1. Apply DBSCAN to segment the custers you observe.

In [None]:
# Code to generate a new dataset

# 2 clusters + noise
# X = np.concatenate((
#     np.random.normal(0, 10, (50, 2)),    # loc, scale, size. This one, noise-like
#     np.random.normal(3, 1, (250, 2)),
#     np.random.normal(10, 1, (400, 2))))

# 3 clusters + noise
# X = np.concatenate((
#     np.random.normal(0, 10, (50, 2)),    # loc, scale, size. This one, noise-like
#     np.random.normal(3, 1, (250, 2)),
#     np.random.normal(10, 1, (400, 2)),
#     np.random.normal(-10, 2, (100, 2))))
# # save it
# X.dump("other_matrix.dat")

In [None]:
X = np.load("matrix2.dat", allow_pickle=True)
plt.scatter(X[:, 0], X[:, 1])
plt.title("Data")
plt.show()

First, let's see what k-means can do... You may need to adjust the number of clusters in the code.

In [None]:
kmeans = KMeans(n_clusters=2, random_state=42)
kmeans_labels = kmeans.fit_predict(X)

fig, ax = plt.subplots(ncols=2, figsize=(10, 4))
ax[0].scatter(X[:, 0], X[:, 1])
ax[0].set_title("Data")

ax[1].scatter(X[:, 0], X[:, 1], c=kmeans_labels)
ax[1].set_title("K Means Clustering")
plt.show()

Now, let's apply density-based clustering with DBSCAN to see if we can improve the results.

In [None]:
clustering1 = DBSCAN().fit(X)      # default eps = 0.5, min_samples=5
print('Found', len(np.unique(clustering1.labels_))-1, 'clusters:', np.unique(clustering1.labels_))
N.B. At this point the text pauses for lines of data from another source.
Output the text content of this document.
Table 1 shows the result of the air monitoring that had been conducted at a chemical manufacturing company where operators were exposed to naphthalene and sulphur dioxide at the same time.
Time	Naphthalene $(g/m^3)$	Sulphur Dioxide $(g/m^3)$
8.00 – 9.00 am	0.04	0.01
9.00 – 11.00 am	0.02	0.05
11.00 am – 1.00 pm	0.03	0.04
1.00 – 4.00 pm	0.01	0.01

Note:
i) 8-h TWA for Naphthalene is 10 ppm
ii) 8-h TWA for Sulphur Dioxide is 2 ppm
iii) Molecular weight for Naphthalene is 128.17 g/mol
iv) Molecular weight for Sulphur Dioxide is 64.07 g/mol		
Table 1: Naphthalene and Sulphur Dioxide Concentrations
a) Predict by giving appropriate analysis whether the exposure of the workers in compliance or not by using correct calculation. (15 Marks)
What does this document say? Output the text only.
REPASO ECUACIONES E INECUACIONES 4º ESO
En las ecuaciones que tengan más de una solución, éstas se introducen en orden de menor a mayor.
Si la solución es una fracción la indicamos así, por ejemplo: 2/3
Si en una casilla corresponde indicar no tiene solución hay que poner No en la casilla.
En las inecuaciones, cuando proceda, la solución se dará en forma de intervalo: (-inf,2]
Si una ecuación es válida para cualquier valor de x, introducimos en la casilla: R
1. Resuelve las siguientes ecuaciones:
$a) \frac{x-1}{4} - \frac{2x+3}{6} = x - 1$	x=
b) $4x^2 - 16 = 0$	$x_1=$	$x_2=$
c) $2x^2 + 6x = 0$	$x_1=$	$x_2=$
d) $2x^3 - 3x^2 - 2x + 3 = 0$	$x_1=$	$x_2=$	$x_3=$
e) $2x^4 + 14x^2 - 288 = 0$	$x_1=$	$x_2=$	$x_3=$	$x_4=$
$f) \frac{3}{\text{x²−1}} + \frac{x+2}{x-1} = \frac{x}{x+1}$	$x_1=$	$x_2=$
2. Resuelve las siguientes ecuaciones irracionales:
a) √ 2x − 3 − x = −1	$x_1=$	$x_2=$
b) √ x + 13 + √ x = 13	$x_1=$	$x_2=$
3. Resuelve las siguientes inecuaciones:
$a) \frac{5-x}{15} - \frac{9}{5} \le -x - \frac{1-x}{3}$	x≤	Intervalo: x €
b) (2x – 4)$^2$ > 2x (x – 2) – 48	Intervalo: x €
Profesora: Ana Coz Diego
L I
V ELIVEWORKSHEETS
clustering2 = DBSCAN(eps=3, min_samples=3).fit(X)
print('Found', len(np.unique(clustering2.labels_))-1, 'clusters:', np.unique(clustering2.labels_))

your bet:

In [None]:
# Choose values for eps and min_samples that you think might detect only the clearest clusters in the data.
# Fit DBSCAN with your parameters.
# Compare your results with clustering1 and clustering2 in a single figure



Do you have any idea how we might automize the search for good
DBSCAN parameters that match our expectations?